The Scrambled Challenge

But before that can happen, Hampton Creek’s chefs and chemists are trying to tackle their biggest challenge yet — scrambled eggs. For the 30% of products like muffins, cookies and mayo in which eggs are just an ingredient and not the star of the show, their product has exceeded expectations. But when it comes to throwing the yellow-pea “egg” into a pan…that’s been a challenge that’s stumped — and continues to stump — the team. To move things along, Tetrick recently hired Trevor Niekowal from Chicago’s trendy Moto restaurant, and Niekowal is eager to show me the latest version of their scramble-ready egg. He starts by whipping up some French toast using Wonder bread. It tastes indistinguishable from the real thing, with the right crispiness that comes from a sautéed-egg coating.

He admits, though, that heating the product on its own is still a work in progress. Back in April, the culinary team, which includes other Moto alums Chris Jones, a former Top Chef contestant and pastry chef Ben Roche, eagerly poured the product into the pan, only to watch the liquid evaporate into nothing. The next version, beefed up with stronger chemical bonds, stayed together a little too well, forming a flat crepe that didn’t have any of the fluffiness of an egg.
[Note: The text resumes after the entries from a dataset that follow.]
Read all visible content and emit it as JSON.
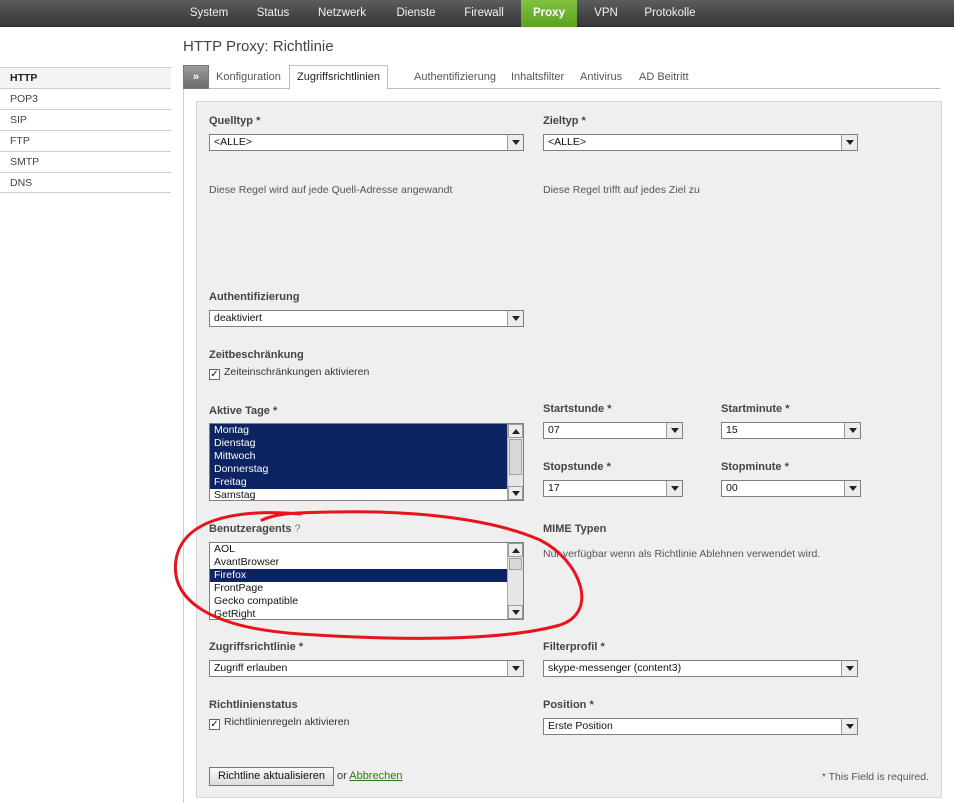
{
  "nav": {
    "items": [
      {
        "label": "System"
      },
      {
        "label": "Status"
      },
      {
        "label": "Netzwerk"
      },
      {
        "label": "Dienste"
      },
      {
        "label": "Firewall"
      },
      {
        "label": "Proxy",
        "active": true
      },
      {
        "label": "VPN"
      },
      {
        "label": "Protokolle"
      }
    ]
  },
  "page": {
    "title": "HTTP Proxy: Richtlinie"
  },
  "sidebar": {
    "items": [
      {
        "label": "HTTP",
        "active": true
      },
      {
        "label": "POP3"
      },
      {
        "label": "SIP"
      },
      {
        "label": "FTP"
      },
      {
        "label": "SMTP"
      },
      {
        "label": "DNS"
      }
    ]
  },
  "tabs": {
    "toggle": "»",
    "items": [
      {
        "label": "Konfiguration"
      },
      {
        "label": "Zugriffsrichtlinien",
        "active": true
      },
      {
        "label": "Authentifizierung"
      },
      {
        "label": "Inhaltsfilter"
      },
      {
        "label": "Antivirus"
      },
      {
        "label": "AD Beitritt"
      }
    ]
  },
  "form": {
    "quelltyp": {
      "label": "Quelltyp",
      "req": "*",
      "value": "<ALLE>",
      "hint": "Diese Regel wird auf jede Quell-Adresse angewandt"
    },
    "zieltyp": {
      "label": "Zieltyp",
      "req": "*",
      "value": "<ALLE>",
      "hint": "Diese Regel trifft auf jedes Ziel zu"
    },
    "auth": {
      "label": "Authentifizierung",
      "value": "deaktiviert"
    },
    "zeit": {
      "label": "Zeitbeschränkung",
      "checkbox_label": "Zeiteinschränkungen aktivieren",
      "checked": true
    },
    "tage": {
      "label": "Aktive Tage",
      "req": "*",
      "options": [
        "Montag",
        "Dienstag",
        "Mittwoch",
        "Donnerstag",
        "Freitag",
        "Samstag"
      ]
    },
    "startstunde": {
      "label": "Startstunde",
      "req": "*",
      "value": "07"
    },
    "startminute": {
      "label": "Startminute",
      "req": "*",
      "value": "15"
    },
    "stopstunde": {
      "label": "Stopstunde",
      "req": "*",
      "value": "17"
    },
    "stopminute": {
      "label": "Stopminute",
      "req": "*",
      "value": "00"
    },
    "agents": {
      "label": "Benutzeragents",
      "help": "?",
      "options": [
        "AOL",
        "AvantBrowser",
        "Firefox",
        "FrontPage",
        "Gecko compatible",
        "GetRight"
      ],
      "selected": "Firefox"
    },
    "mime": {
      "label": "MIME Typen",
      "hint": "Nur verfügbar wenn als Richtlinie Ablehnen verwendet wird."
    },
    "zugriff": {
      "label": "Zugriffsrichtlinie",
      "req": "*",
      "value": "Zugriff erlauben"
    },
    "filter": {
      "label": "Filterprofil",
      "req": "*",
      "value": "skype-messenger (content3)"
    },
    "status": {
      "label": "Richtlinienstatus",
      "checkbox_label": "Richtlinienregeln aktivieren",
      "checked": true
    },
    "position": {
      "label": "Position",
      "req": "*",
      "value": "Erste Position"
    }
  },
  "actions": {
    "submit": "Richtline aktualisieren",
    "or": "or",
    "cancel": "Abbrechen",
    "required_note": "* This Field is required."
  },
  "colors": {
    "accent": "#5da123",
    "selection": "#0c2461",
    "annotation": "#e8141c"
  }
}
For my taste test, Niekowal pours some of the egg mixture into a skillet and it looks no different than something cracked out of a shell and whipped into a slightly runny yellow liquid. It hits the pan with a slight sizzle and stays a little runny before fluffing up and rolling once it’s been heated. The taste, however, still needs some work. The eggless eggs I ate at Hampton Creek tasted like, well, tofu. ‘We’ll tell that to our food scientists,” says Niekowal.

The Sky’s the Limit

And they’ll likely get it just right eventually. In fact, Tetrick is so confident of that that he’s looking even beyond the eggless egg and making even bigger plans to re-make food. He recently hired Dan Zigmond, responsible for managing data for Google Maps and YouTube, to make the company’s plant-based database even more nimble and productive. “We built this company around the idea that there are 400,000 plant species in the world,” says Tetrick. “Remarkably, 92% of them haven’t been explored for how to make food.”

And so Tetrick and his team are painstakingly annotating as much of that database as possible, with valuable information such as the proteins’ weight, their molecular properties—does it form gels? what happens when it’s heated?—and where they are grown. In order to qualify for Hampton Creek consideration, the plant can’t be a premium crop or one that requires excessive or unusual conditions to grow. That wouldn’t help to make the food a less expensive option than what we currently eat. “For the first year and a half of the company, there was a lot of grinding out information about the proteins, lots of trial and error before we started seeing things,” says Tetrick.

But the database is starting to bear fruit — the team is perfecting a super-food high in protein that could potentially address malnutrition in developing nations, as well as looking for healthier ways to sweeten foods. “The world is so addicted to soy and corn, it’s almost like we forgot about the abundance and complexity of the natural world,” he adds. “I think that’s unfortunate.” There’s a big world of plant proteins out there just waiting to be mined for taste, nutrition and health benefits. And for now at least, there’s always the eggless egg.